Por esas rarezas de la genética, del ambiente  o de lo que sea, Henestrosa también admiró enormemente a Darío, de quien dijo que cuando leyó “Azul”,  su vida sencillamente se transformó y decidió ser escritor, poeta. De ese libro, un cuento, “El pájaro azul”, lo impactó en estos fragmentos: “-Camaradas: habéis de saber que tengo un pájaro azul en el cerebro, por consiguiente... (…)

 

“A veces Garcín estaba más triste que de costumbre.

 

“Andaba por los bulevares; veía pasar indiferente los lujosos carruajes, los elegantes, las hermosas mujeres. Frente al escaparate de un joyero sonreía; pero cuando pasaba cerca de un almacén de libros, se llegaba a las vidrieras, husmeaba, y al ver las lujosas ediciones, se declaraba decididamente envidioso, arrugaba la frente; para desahogarse volvía el rostro hacia el cielo y suspiraba.

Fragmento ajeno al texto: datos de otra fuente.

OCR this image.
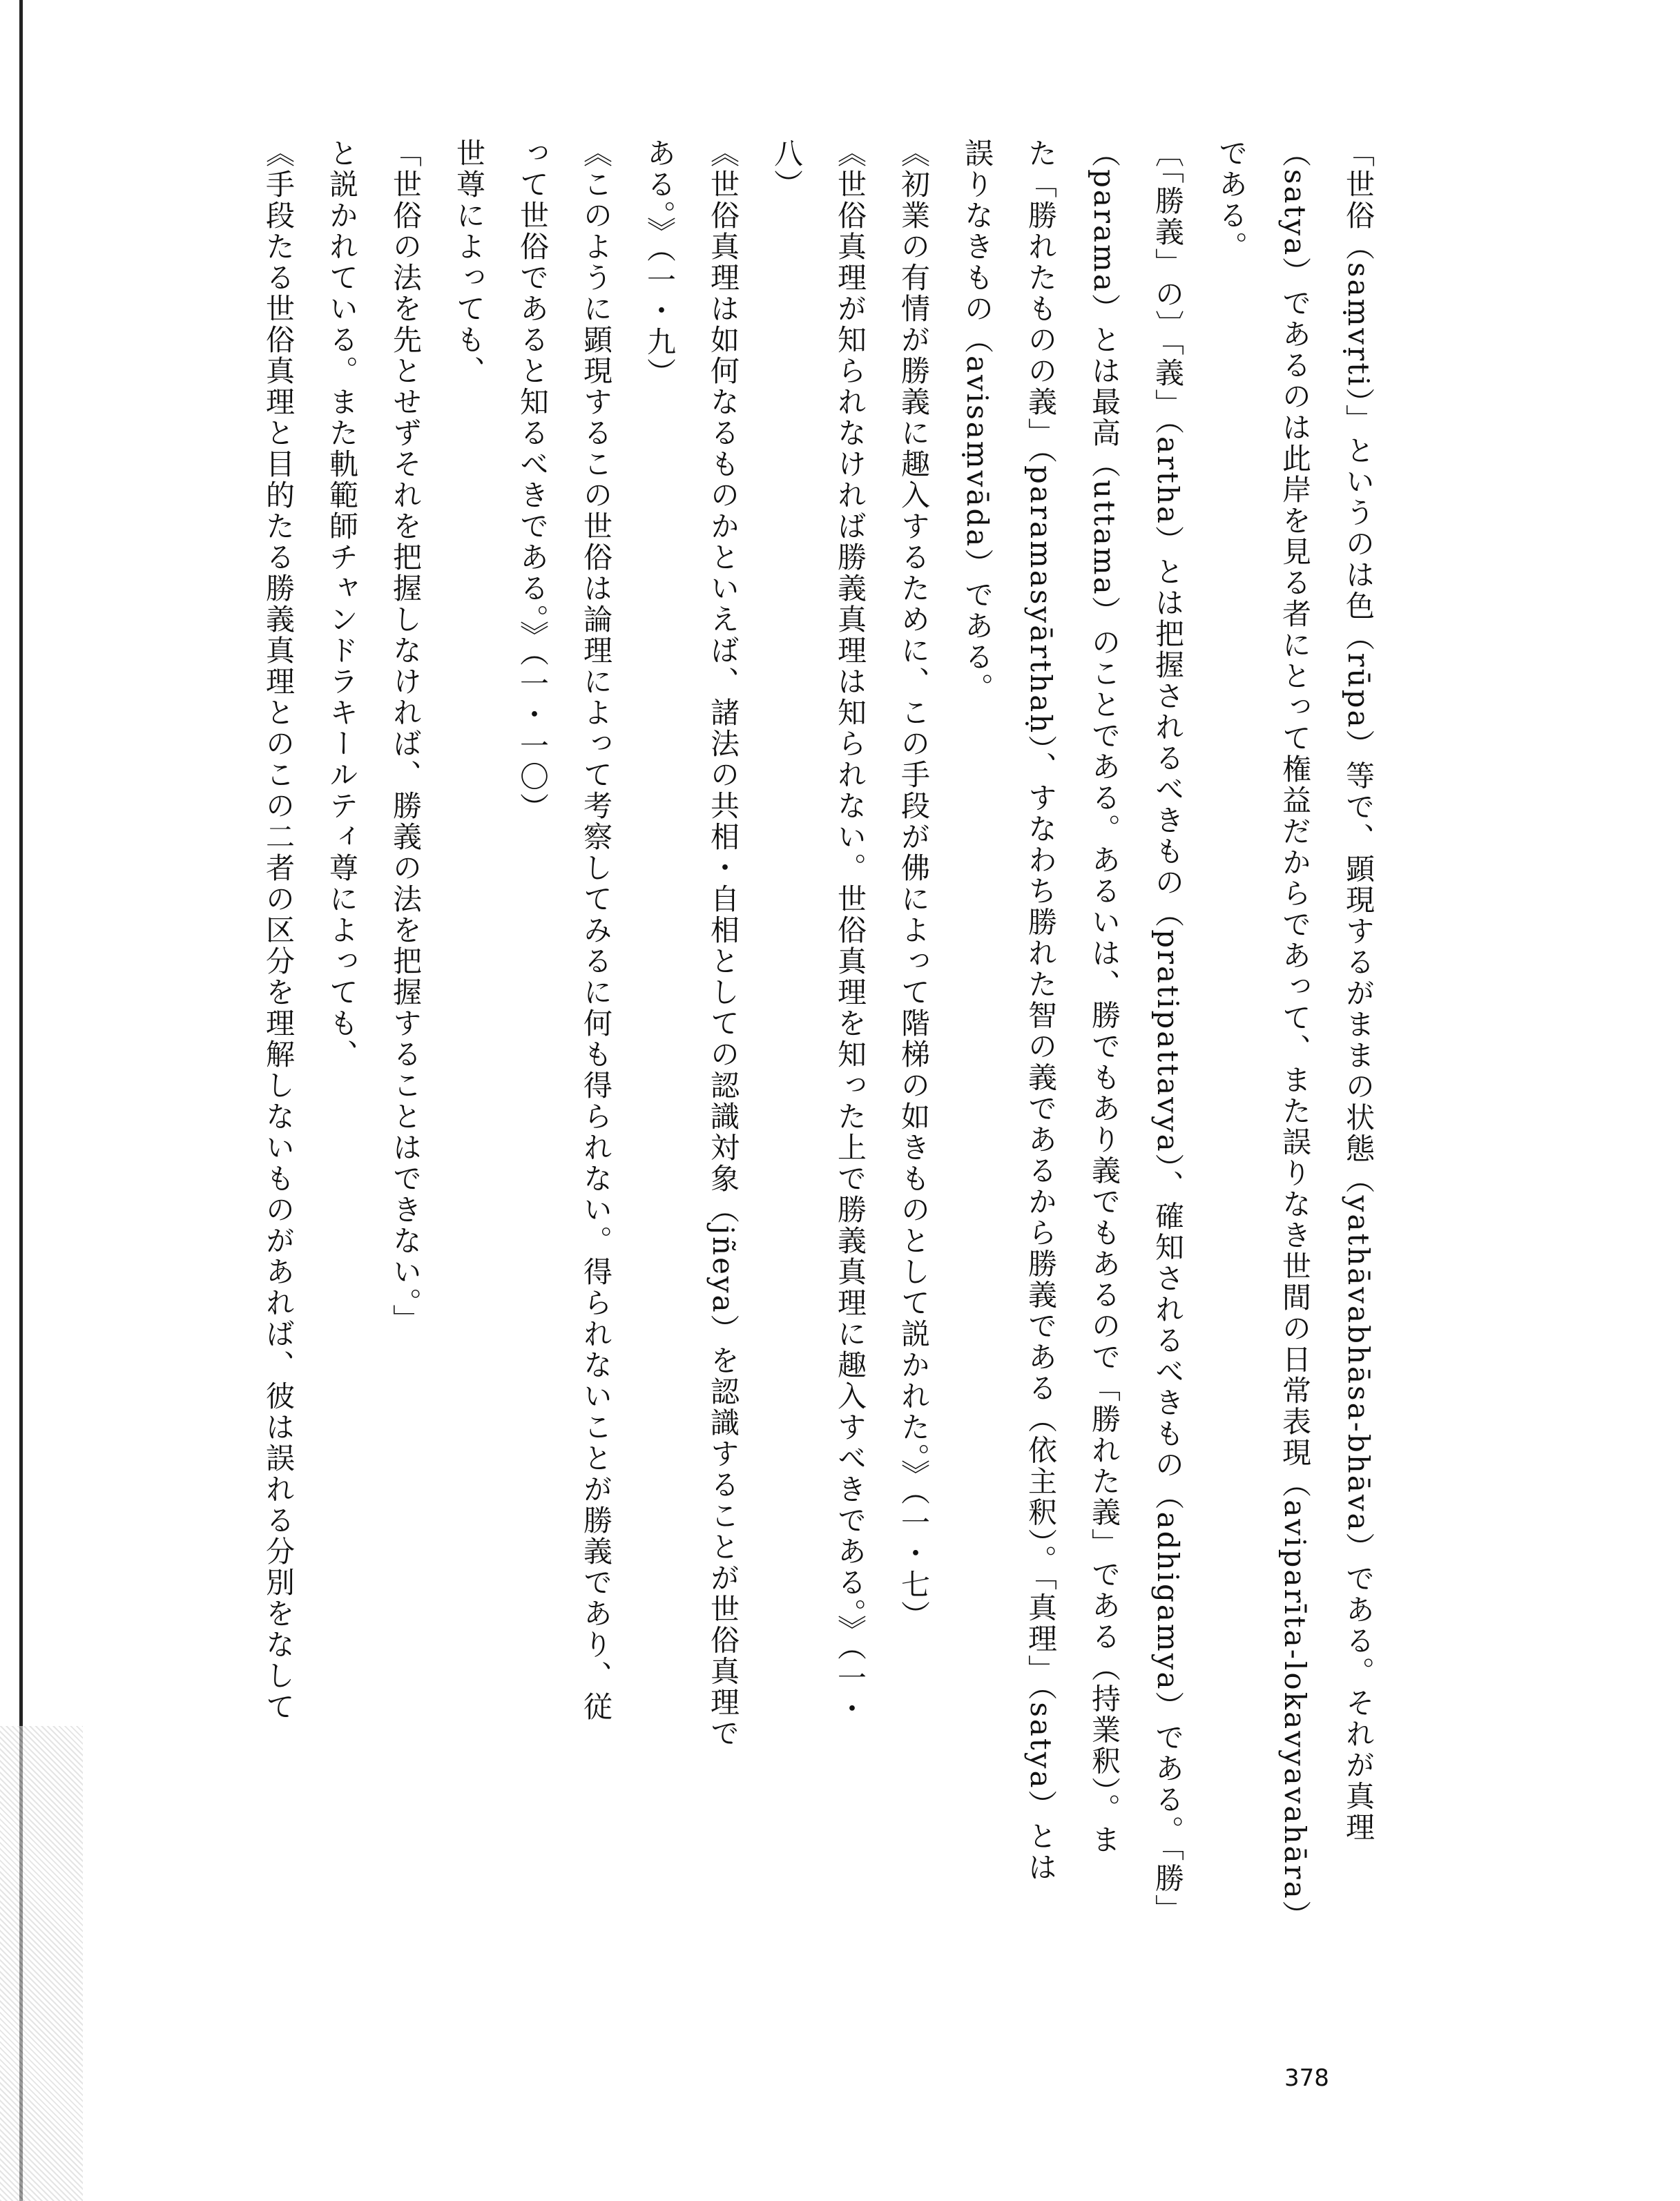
「世俗（saṃvṛti）」というのは色（rūpa）等で、顕現するがままの状態（yathāvabhāsa-bhāva）である。それが真理
（satya）であるのは此岸を見る者にとって権益だからであって、また誤りなき世間の日常表現（aviparīta-lokavyavahāra）
である。
〔「勝義」の〕「義」（artha）とは把握されるべきもの（pratipattavya）、確知されるべきもの（adhigamya）である。「勝」
（parama）とは最高（uttama）のことである。あるいは、勝でもあり義でもあるので「勝れた義」である（持業釈）。ま
た「勝れたものの義」（paramasyārthaḥ）、すなわち勝れた智の義であるから勝義である（依主釈）。「真理」（satya）とは
誤りなきもの（avisaṃvāda）である。
《初業の有情が勝義に趣入するために、この手段が佛によって階梯の如きものとして説かれた。》（一・七）
《世俗真理が知られなければ勝義真理は知られない。世俗真理を知った上で勝義真理に趣入すべきである。》（一・
八）
《世俗真理は如何なるものかといえば、諸法の共相・自相としての認識対象（jñeya）を認識することが世俗真理で
ある。》（一・九）
《このように顕現するこの世俗は論理によって考察してみるに何も得られない。得られないことが勝義であり、従
って世俗であると知るべきである。》（一・一〇）
世尊によっても、
「世俗の法を先とせずそれを把握しなければ、勝義の法を把握することはできない。」
と説かれている。また軌範師チャンドラキールティ尊によっても、
《手段たる世俗真理と目的たる勝義真理とのこの二者の区分を理解しないものがあれば、彼は誤れる分別をなして
378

Corría al café en busca de nosotros, conmovido, exaltado, casi llorando, pedía un vaso de ajenjo y nos decía:

 

“-Sí, dentro de la jaula de mi cerebro está preso un pájaro azul que quiere su libertad... (…)

 

“¡Ay, Garcín, cuántos llevan en el cerebro tu misma enfermedad!”. Sí, la enfermedad de la poesía que durante siglos se pensó padecía un poeta.

 

El segundo fragmento, caro a mis recuerdos, es este:

 

Yo soy un hombre sincero

De donde crece la palma.

Y antes de morirme quiero

Echar mis versos del alma.

 

En los años 30 del siglo pasado, en Cuba, surge una melodía, Guantanamera, La Guantanamera o Guajira Guantanamera –que con todos esos títulos se le conoce-, atribuida  a José Fernández Díaz, Joseíto, con letra de Julián Orbón, quien se basó en las primeras estrofas de los  “Versos sencillos” de Martí, que aquí traigo con Compay Segundo: https://www.youtube.com/watch?v=9QO4aegj-jA.

 

“Eran tres, eran tres, eran tres…”, comienza diciendo el cantautor argentino-español Alberto Cortez en su bella canción compuesta a tres grandes: Pablo Picasso, Pablo Neruda y Pablo Casals: www.youtube.com/watch?v=a4SyO5xRlH8. Yo por mi lado, parafraseándolo, digo que fueron tres los escritores fundacionales de mi vocación literaria temprana, sin yo saberlo, obviamente. Ellos me llevaron, cual hoja guiada por el viento, por ese camino de luz que es para mí el arte literario.

 

Gracias a aquella primera semilla cultivé y cultivo a muchos escritores y poetas, así mexicanos como extranjeros. Esos tres grandes talentos  me marcaron la ruta a seguir. Y aunque no pasé de ser solo un aprendiz, un balbuceo de querer ser lo que ellos fueron, estoy contento porque a veces, cual Garcín, siento ser un renglón luminoso de esos artistas consagrados.